Kazkommertsbank
- Company type: Joint stock company
- Industry: Finance and Insurance
- Founded: 1990
- Defunct: July 27, 2018
- Fate: Acquired and merged
- Successor: Halyk Bank
- Headquarters: Almaty, Kazakhstan
- Key people: Nina Zhusupova, Chairman Nurzhan Subkhanberdin
- Products: Banking services
- Revenue: 19,023 million KZT (2009)
- Website: www.qazkom.kz ^{[dead link]}

= Kazkommertsbank =

Private bank located in Kazakhstan

Kazkommertsbank (Қазкоммерцбанк) was the largest private bank in Kazakhstan with a total market share of 24% until 2018. Kazkommertsbank was a large provider of banking services and other financial products to large and medium-sized corporations in all sectors of Kazakh economy. Kazkommertsbank merged with Halyk Bank on 27 July 2018.
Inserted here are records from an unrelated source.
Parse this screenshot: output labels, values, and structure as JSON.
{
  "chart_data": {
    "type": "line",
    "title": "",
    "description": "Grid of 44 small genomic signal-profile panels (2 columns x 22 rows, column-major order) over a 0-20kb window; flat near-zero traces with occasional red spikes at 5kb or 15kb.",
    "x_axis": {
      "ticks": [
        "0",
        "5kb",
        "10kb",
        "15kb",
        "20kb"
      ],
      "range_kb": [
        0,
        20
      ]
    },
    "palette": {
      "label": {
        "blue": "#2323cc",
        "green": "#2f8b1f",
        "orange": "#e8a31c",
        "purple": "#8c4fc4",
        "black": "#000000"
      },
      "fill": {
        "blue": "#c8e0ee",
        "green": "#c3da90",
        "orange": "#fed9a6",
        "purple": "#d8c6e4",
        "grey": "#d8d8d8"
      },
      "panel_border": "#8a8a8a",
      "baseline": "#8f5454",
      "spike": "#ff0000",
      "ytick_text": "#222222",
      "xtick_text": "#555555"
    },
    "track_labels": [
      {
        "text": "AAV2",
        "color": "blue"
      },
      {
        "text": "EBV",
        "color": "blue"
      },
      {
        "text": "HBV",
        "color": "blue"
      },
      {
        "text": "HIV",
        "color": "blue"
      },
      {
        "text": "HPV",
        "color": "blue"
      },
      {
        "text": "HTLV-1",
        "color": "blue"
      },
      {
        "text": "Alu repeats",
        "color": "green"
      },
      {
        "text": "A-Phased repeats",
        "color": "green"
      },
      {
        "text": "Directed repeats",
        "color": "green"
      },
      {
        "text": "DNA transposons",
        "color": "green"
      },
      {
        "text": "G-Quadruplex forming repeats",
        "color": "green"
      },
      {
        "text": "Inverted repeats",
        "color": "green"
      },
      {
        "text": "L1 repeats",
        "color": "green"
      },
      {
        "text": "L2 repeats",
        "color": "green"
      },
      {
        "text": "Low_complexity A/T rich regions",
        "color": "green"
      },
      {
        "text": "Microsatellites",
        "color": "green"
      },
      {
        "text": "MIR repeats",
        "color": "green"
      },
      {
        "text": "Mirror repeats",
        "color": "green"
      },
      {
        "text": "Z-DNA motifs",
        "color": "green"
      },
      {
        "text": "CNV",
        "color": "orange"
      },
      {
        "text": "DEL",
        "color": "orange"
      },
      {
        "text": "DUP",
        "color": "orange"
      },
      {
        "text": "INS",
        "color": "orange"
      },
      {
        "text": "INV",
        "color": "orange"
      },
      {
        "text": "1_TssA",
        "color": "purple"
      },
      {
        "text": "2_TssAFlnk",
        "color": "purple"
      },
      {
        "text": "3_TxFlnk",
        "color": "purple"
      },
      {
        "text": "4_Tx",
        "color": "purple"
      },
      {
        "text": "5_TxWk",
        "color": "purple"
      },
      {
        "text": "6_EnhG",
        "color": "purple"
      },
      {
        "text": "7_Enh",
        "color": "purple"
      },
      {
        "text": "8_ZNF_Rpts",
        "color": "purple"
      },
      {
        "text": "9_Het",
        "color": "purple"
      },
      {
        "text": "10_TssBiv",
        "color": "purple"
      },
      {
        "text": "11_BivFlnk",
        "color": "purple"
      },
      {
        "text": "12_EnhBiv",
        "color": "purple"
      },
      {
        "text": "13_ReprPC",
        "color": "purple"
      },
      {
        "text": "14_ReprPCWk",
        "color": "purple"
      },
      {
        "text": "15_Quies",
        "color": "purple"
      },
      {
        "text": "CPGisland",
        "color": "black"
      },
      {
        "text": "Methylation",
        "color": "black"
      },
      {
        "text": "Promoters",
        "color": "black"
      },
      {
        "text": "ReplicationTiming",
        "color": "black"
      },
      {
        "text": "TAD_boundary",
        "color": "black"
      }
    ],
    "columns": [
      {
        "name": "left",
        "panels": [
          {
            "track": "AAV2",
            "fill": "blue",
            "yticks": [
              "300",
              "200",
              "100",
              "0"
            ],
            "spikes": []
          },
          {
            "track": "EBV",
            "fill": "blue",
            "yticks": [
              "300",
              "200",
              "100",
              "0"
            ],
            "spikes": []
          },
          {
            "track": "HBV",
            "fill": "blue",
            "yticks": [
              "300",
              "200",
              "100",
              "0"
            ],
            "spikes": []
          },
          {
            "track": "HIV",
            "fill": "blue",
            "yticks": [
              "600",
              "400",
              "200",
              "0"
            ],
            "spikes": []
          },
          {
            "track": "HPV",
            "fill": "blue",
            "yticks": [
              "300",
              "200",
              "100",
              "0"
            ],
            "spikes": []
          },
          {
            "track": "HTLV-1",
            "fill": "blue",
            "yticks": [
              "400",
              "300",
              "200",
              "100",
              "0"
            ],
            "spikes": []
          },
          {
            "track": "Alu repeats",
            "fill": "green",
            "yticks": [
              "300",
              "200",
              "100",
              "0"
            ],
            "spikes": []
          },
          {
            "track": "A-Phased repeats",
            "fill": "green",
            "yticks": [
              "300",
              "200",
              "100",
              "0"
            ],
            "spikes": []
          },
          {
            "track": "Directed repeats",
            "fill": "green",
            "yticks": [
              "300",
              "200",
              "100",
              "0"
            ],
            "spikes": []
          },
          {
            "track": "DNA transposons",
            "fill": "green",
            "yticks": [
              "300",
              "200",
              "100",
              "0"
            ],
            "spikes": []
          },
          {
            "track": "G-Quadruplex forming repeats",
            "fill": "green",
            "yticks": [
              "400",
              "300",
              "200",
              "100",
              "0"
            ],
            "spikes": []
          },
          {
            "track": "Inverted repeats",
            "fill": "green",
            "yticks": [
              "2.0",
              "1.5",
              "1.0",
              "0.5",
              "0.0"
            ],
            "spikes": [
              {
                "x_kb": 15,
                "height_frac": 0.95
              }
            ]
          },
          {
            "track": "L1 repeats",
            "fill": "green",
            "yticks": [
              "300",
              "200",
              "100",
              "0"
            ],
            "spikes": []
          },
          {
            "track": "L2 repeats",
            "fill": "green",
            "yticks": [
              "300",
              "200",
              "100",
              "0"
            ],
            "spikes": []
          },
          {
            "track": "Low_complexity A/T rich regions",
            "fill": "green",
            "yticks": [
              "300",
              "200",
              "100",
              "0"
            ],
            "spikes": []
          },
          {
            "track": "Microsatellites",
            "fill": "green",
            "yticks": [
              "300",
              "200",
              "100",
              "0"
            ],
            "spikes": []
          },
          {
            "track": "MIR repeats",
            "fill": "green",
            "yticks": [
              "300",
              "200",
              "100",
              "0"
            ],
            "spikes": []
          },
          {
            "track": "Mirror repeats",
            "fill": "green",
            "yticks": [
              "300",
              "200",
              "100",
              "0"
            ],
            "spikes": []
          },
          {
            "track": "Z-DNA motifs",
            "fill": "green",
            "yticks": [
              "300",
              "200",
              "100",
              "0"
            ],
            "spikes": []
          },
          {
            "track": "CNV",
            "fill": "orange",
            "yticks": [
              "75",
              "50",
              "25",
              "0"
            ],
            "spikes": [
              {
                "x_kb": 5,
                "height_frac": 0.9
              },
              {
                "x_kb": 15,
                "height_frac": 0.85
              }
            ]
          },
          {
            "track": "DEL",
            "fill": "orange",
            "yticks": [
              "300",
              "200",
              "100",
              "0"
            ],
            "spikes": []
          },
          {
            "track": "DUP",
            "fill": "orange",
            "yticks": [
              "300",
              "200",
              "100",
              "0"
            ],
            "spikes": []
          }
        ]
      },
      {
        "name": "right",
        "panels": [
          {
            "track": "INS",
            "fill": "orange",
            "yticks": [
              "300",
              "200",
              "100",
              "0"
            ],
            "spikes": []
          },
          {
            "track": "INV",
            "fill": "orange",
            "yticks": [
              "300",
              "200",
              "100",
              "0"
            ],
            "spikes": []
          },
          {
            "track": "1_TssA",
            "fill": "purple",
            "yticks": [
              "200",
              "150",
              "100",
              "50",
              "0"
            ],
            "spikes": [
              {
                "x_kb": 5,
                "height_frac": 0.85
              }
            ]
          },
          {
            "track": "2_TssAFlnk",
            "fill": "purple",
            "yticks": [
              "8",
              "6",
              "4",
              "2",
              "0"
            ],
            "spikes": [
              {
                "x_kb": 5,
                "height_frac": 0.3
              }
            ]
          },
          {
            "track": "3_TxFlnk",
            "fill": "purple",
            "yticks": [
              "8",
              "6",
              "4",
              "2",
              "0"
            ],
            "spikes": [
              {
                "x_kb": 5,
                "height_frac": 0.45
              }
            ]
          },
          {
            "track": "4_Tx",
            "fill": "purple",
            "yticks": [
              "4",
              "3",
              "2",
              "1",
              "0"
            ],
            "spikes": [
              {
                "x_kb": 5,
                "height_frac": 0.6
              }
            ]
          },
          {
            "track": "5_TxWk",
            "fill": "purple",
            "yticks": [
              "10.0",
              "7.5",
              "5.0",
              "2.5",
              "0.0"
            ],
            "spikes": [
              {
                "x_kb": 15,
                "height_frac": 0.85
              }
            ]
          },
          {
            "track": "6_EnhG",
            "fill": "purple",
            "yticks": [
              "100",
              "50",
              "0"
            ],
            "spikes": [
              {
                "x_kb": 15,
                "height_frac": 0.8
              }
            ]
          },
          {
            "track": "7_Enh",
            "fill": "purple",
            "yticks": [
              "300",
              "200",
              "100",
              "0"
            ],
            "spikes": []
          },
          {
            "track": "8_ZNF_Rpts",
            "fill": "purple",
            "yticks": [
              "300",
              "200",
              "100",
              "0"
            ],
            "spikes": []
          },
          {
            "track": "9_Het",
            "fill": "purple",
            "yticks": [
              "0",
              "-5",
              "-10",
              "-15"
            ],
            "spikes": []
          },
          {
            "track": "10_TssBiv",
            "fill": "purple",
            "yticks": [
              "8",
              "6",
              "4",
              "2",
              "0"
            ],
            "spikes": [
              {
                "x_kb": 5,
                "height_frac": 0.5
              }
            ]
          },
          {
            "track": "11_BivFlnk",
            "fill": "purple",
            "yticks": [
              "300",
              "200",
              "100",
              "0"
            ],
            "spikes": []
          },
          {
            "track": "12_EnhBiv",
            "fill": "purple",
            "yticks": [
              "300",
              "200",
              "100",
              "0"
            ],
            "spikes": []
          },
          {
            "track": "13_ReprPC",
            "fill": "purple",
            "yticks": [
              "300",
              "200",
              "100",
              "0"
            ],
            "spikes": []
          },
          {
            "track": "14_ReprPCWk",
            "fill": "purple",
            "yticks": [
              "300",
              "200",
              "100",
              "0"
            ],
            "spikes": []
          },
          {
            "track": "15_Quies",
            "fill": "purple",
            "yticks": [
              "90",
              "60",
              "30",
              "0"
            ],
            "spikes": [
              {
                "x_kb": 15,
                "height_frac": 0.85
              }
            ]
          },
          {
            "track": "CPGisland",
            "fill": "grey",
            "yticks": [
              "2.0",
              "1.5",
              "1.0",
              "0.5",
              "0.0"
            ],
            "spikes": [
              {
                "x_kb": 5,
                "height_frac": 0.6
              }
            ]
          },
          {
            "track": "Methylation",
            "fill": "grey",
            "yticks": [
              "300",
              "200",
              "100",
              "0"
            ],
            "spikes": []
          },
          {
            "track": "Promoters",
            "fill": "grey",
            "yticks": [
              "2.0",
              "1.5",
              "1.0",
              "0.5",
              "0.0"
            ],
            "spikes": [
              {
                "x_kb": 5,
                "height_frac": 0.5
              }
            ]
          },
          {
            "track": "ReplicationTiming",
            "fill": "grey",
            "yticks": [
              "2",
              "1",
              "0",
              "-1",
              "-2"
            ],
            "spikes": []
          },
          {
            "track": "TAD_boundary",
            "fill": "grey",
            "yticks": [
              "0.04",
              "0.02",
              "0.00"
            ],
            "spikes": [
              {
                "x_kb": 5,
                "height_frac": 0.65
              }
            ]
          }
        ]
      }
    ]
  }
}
Its commercial banking business primarily consisted of corporate banking, trade and project finance, personal banking, debit and credit card services and foreign currency trading. Its principal activities were the acceptance of deposits and the provision of loans and credit facilities in Tenge and foreign currencies. The Bank was also a major participant in the securities market and the foreign currency market in Kazakhstan.

== History ==
In 2013, the bank introduced "mini-mobile POS terminals" for customers to be able to use a smart phone or tablet computer to accept credit card payments. According to CISTRAN Finance, the increase in card payments in 2012 led to a 0.6 percent growth in Kazakhstan's GDP.